День был сумрачный и вялый.

Анина тихо брела по лесу. Горло побаливало, настроение было подавленное. Она думала о русалочке, о ее неземной чистоте и жертвенности. Эта жертвенность была близка и понятна Анине. В жизни всегда приходится жертвовать чем-то ради чего-то, но не всегда эти жертвы окупаются. Не пожертвовала ли Анина всем своим детством, не принесла ли его в жертву танцу и балету, и не была ли эта жертва бессмысленной и напрасной? Красавица мама отдала балету всю свою жизнь, но так никогда и не выбилась из кордебалета. Теперь ей, Анине, предстоит повторить этот путь.

Этой весной мама пришла домой расстроенная и не стала скрывать своего последнего разговора с Еленой Павловной. Анина не присутствовала при их разговоре, но до чего же отчетливо она себе его представляла.

— У девочки отличная техника, — говорила Елена Павловна.

Техника у всех была не слабая. Только помимо техники много чего еще надо было иметь. И этому уже никто не мог ее, Анину, научить.

А с каким азартом, с каким негодованием обрушивалась Елена Павловна на Ольгу, сколько волнений эта Ольга всем доставляла…

— Дар божий, а все коту под хвост! — в отчаянье восклицала Елена Павловна, когда Ольга опять была не в форме.

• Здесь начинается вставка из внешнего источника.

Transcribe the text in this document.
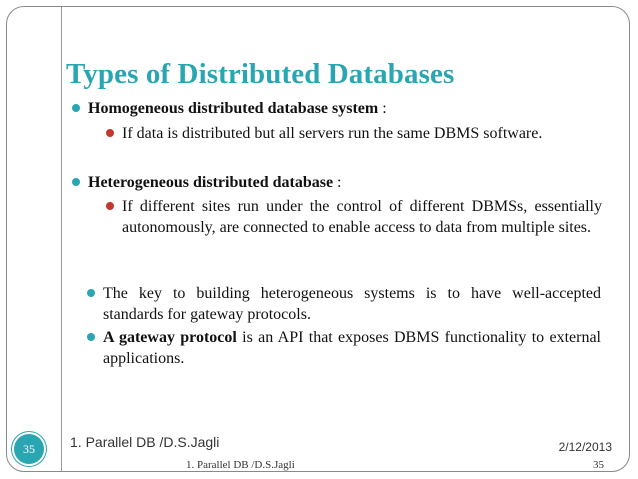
Types of Distributed Databases
Homogeneous distributed database system :
If data is distributed but all servers run the same DBMS software.
Heterogeneous distributed database :
If different sites run under the control of different DBMSs, essentially autonomously, are connected to enable access to data from multiple sites.
The key to building heterogeneous systems is to have well-accepted standards for gateway protocols.
A gateway protocol is an API that exposes DBMS functionality to external applications.
35	1. Parallel DB /D.S.Jagli	2/12/2013
1. Parallel DB /D.S.Jagli	35
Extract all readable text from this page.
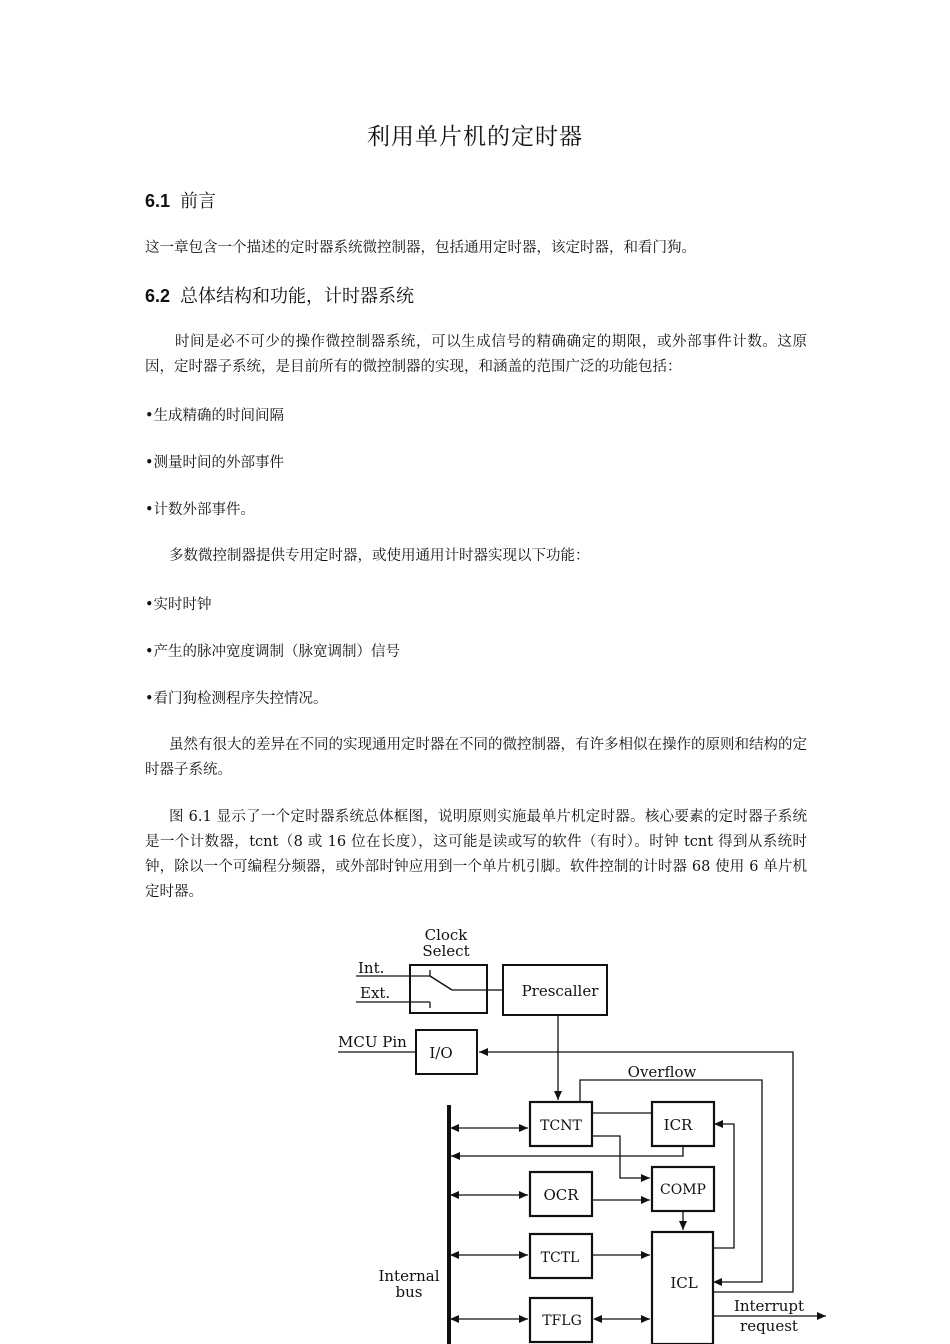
利用单片机的定时器
6.1 前言
这一章包含一个描述的定时器系统微控制器，包括通用定时器，该定时器，和看门狗。
6.2 总体结构和功能，计时器系统
时间是必不可少的操作微控制器系统，可以生成信号的精确确定的期限，或外部事件计数。这原因，定时器子系统，是目前所有的微控制器的实现，和涵盖的范围广泛的功能包括：
•生成精确的时间间隔
•测量时间的外部事件
•计数外部事件。
多数微控制器提供专用定时器，或使用通用计时器实现以下功能：
•实时时钟
•产生的脉冲宽度调制（脉宽调制）信号
•看门狗检测程序失控情况。
虽然有很大的差异在不同的实现通用定时器在不同的微控制器，有许多相似在操作的原则和结构的定时器子系统。
图 6.1 显示了一个定时器系统总体框图，说明原则实施最单片机定时器。核心要素的定时器子系统是一个计数器，tcnt（8 或 16 位在长度），这可能是读或写的软件（有时）。时钟 tcnt 得到从系统时钟，除以一个可编程分频器，或外部时钟应用到一个单片机引脚。软件控制的计时器 68 使用 6 单片机定时器。
Clock
Select
Int.
Ext.	Prescaller
MCU Pin
I/O
Overflow
TCNT	ICR
OCR	COMP
TCTL
ICL
TFLG
Internal
bus
Interrupt
request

На Ольгу возлагалась главная надежда. Ольга обещала стать примой, но была от природы слишком нервной, импульсивной и впечатлительной. Полоса творческого подъема сменялась в Ольге полосой беспросветной тупости и апатии. От ее настроений зависела порой судьба целого коллектива… Конечно, порой Ольга выдавала чудеса. Порой… Анина всегда была ровной, хорошей исполнительницей. Ее техника никогда никого не подводила…

— У девочки отличная техника, — повторяла Елена Павловна и спешила увести взгляд. Она знала, что сейчас решается Анинина судьба, что девочка наотрез отказалась остаться в кордебалете, — она знала все это и ничем уже не могла помочь.

— Трудный возраст, — сказала она. — Ничего нельзя предугадать. Дети позднее отдают накопленное.

— Вы так считаете? — с надеждой переспросила мама.

— Нет, — вздохнула Елена Павловна. — Я уже ничего не считаю. Я дала девочке все, что могла, — она задумалась. — И все-таки не надо было так муштровать ее, такие прилежные и добросовестные дети нуждаются в большей свободе…

— Что?! Что вы говорите, Елена Павловна? Прилежная, послушная! Вы разве не помните, какой она была?! — воскликнула мама.

И тут Елена Павловна всплеснула руками и засмеялась.

— О! — с неподдельным восторгом вспомнила она. — Анина была ужасная! Просто чудовищная! Как она меня изводила! Исчадье ада, а не ребенок!

— Помните, как вы предлагали отдать ее в цирковую школу? — сказала мама. — Вы еще говорили тогда, что такая изощренность на фокусы тоже особого рода талант…

— Помню, помню, как же!.. Это было после истории с ручкой из Павловского дворца. О, меня чуть не хватил удар!

И обе женщины еще долго перебирали, свои воспоминания и расстались весьма довольные друг другом.

На прощанье Елена Павловна посоветовала маме отправить Анину на лето в лагерь, чтобы она на какое-то время и думать забыла о балете.

— Думать забыла, — горько усмехнулась Анина. — Разве это возможно?

Просто таким способом они отделались от нее. Ну что же, у нее хватит мужества самой решить свою судьбу. Она поступит в пединститут и начнет новую жизнь. Слава уйдет в армию. С его уходом оборвутся все ее прежние привязанности, и никто уже никогда не узнает, что она мечтала стать балериной… Когда Анина бывала одна, то в этом месте своих размышлений она обычно начинала реветь. При людях же, даже при Славе, она всегда оставалась ровной, приветливой и спокойной. Она была очень сдержанной, очень воспитанной девочкой и уважала себя за это.

Тут как раз ее догнал Слава, она мило улыбнулась ему, потрогала горло и чуть поморщилась при этом. Слава сочувственно вздохнул, и они пошли рядом. Какое-то тягостное неловкое молчание висело между ними, что-то недосказанное, недопонятое, будто затянулась пауза в разговоре.